Блестящие елочные шары и другие игрушки на елке превратились в какие-то размазанные звезды и искрящиеся ленты от того, что в ее глазах накопились слезы.
– Девушка, извините, можно мне еще минут пять посидеть? – спросила Настя у официантки.
– Конечно, конечно, сидите, хоть двадцать минут… Вам плохо? Может, все же что-то вам принести? Вам точно ничего не нужно? – забеспокоилась официантка, так как лицо девушки-клиентки сильно побледнело, а на ее глаза навернулись слезы, чего нельзя было не заметить.
– Нет, нет… все хорошо… сейчас я соберусь с мыслями и пойду, – прошептала Настя, вцепляясь в руку девушки. – Боже мой, как же мне плохо!
Девушка села на стул, на котором несколькими минутами ранее сидел импозантный адвокат. Вернее, она просто была втащена Настей на свободное место.
– Врача? – забеспокоилась девушка.
– Да, мне нужен врач. Но только один-единственный специалист, мой врач… – закрыв лицо руками, прошептала Настя.
– Вы поссорились с любимым? – догадалась девушка. – Я видела, здесь сидел мужчина, а потом ушел…
– Нет, не то. Вот вы любили когда-нибудь? Хотя вы еще так молоды… – подняла на собеседницу лицо Настя.
Девушка даже покраснела.
– Я? Ну почему же… Конечно, любила. И люблю. У меня есть парень, с которым мы учимся в институте. Мы вместе уже два года.
– Вот! А я – такая дура! Только сейчас поняла, что полюбила, только сейчас поняла…

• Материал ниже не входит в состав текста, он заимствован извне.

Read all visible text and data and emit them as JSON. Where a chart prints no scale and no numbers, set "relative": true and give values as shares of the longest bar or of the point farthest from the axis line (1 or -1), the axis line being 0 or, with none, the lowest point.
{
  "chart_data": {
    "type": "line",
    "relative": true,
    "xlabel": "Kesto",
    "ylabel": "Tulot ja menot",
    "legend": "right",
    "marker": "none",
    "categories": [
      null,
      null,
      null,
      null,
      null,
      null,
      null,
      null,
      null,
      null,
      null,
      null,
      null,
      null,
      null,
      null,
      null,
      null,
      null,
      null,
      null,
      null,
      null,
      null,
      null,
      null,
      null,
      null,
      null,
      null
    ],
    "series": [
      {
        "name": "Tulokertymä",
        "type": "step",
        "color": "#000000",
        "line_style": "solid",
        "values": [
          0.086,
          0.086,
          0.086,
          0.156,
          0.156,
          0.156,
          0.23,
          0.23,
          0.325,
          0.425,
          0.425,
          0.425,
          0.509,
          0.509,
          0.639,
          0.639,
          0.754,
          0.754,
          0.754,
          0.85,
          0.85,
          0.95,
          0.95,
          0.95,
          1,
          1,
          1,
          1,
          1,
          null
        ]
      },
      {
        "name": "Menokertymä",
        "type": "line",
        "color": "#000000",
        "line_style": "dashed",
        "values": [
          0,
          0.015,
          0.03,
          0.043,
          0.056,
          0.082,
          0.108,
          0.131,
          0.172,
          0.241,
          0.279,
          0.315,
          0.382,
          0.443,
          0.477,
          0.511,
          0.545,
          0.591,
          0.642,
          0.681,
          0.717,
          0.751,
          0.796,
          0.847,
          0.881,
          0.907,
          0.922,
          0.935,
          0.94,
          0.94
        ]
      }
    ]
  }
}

– Так ведь и прекрасно! – подбодрила ее официантка, озираясь на свою помощницу и незаметно делая знак, чтобы та присмотрела и за ее столиками.

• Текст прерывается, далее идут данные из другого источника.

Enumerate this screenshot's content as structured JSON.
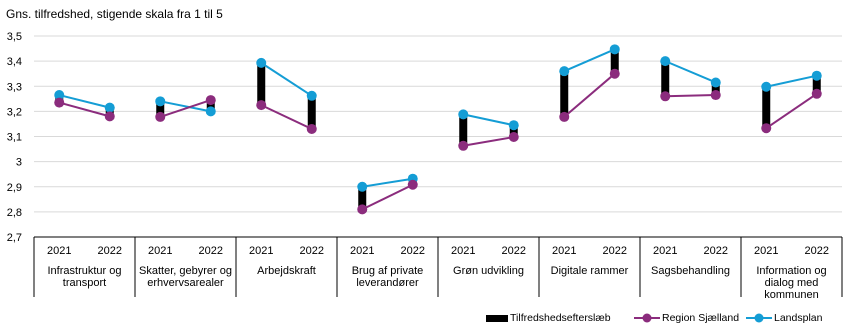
{
  "chart_data": {
    "type": "line",
    "title": "Gns. tilfredshed, stigende skala fra 1 til 5",
    "ylim": [
      2.7,
      3.5
    ],
    "yticks": [
      "2,7",
      "2,8",
      "2,9",
      "3",
      "3,1",
      "3,2",
      "3,3",
      "3,4",
      "3,5"
    ],
    "ytick_values": [
      2.7,
      2.8,
      2.9,
      3.0,
      3.1,
      3.2,
      3.3,
      3.4,
      3.5
    ],
    "years": [
      "2021",
      "2022"
    ],
    "groups": [
      {
        "label": [
          "Infrastruktur og",
          "transport"
        ],
        "region": [
          3.235,
          3.18
        ],
        "landsplan": [
          3.265,
          3.215
        ]
      },
      {
        "label": [
          "Skatter, gebyrer og",
          "erhvervsarealer"
        ],
        "region": [
          3.178,
          3.245
        ],
        "landsplan": [
          3.24,
          3.2
        ]
      },
      {
        "label": [
          "Arbejdskraft"
        ],
        "region": [
          3.225,
          3.13
        ],
        "landsplan": [
          3.393,
          3.262
        ]
      },
      {
        "label": [
          "Brug af private",
          "leverandører"
        ],
        "region": [
          2.81,
          2.908
        ],
        "landsplan": [
          2.9,
          2.932
        ]
      },
      {
        "label": [
          "Grøn udvikling"
        ],
        "region": [
          3.063,
          3.098
        ],
        "landsplan": [
          3.188,
          3.145
        ]
      },
      {
        "label": [
          "Digitale rammer"
        ],
        "region": [
          3.178,
          3.35
        ],
        "landsplan": [
          3.36,
          3.447
        ]
      },
      {
        "label": [
          "Sagsbehandling"
        ],
        "region": [
          3.26,
          3.265
        ],
        "landsplan": [
          3.4,
          3.315
        ]
      },
      {
        "label": [
          "Information og",
          "dialog med",
          "kommunen"
        ],
        "region": [
          3.133,
          3.27
        ],
        "landsplan": [
          3.298,
          3.342
        ]
      }
    ],
    "legend": {
      "placement": "bottom-right",
      "items": [
        {
          "name": "Tilfredshedsefterslæb",
          "color": "#000000",
          "kind": "bar"
        },
        {
          "name": "Region Sjælland",
          "color": "#8B2C7D",
          "kind": "line"
        },
        {
          "name": "Landsplan",
          "color": "#149DD5",
          "kind": "line"
        }
      ]
    },
    "grid": "horizontal"
  }
}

– Я задерживаю вас? – спросила Настя. Хотя это был очень глупый вопрос, и так было понятно, что задерживает.
– Нет, нет, что вы, у меня есть пять минут, – дежурно улыбнулась девушка, а глаза ее были по-настоящему заинтересованными и сочувствующими.
И тут Настю, несмотря на всю несуразность ситуации, прорвало.
– Мне уже хорошо за тридцать, и я знаю, что такие молоденькие девочки, как ты, считают, что в моем возрасте уже пора на пенсию. Мол, великовозрастная тетка, какая у нее может быть любовь…
– Что вы! Вы прекрасно выглядите! – заверила ее девушка. – И вообще, лично я никогда так не думала. Моей маме сорок два года, и она очень красивая и молодая.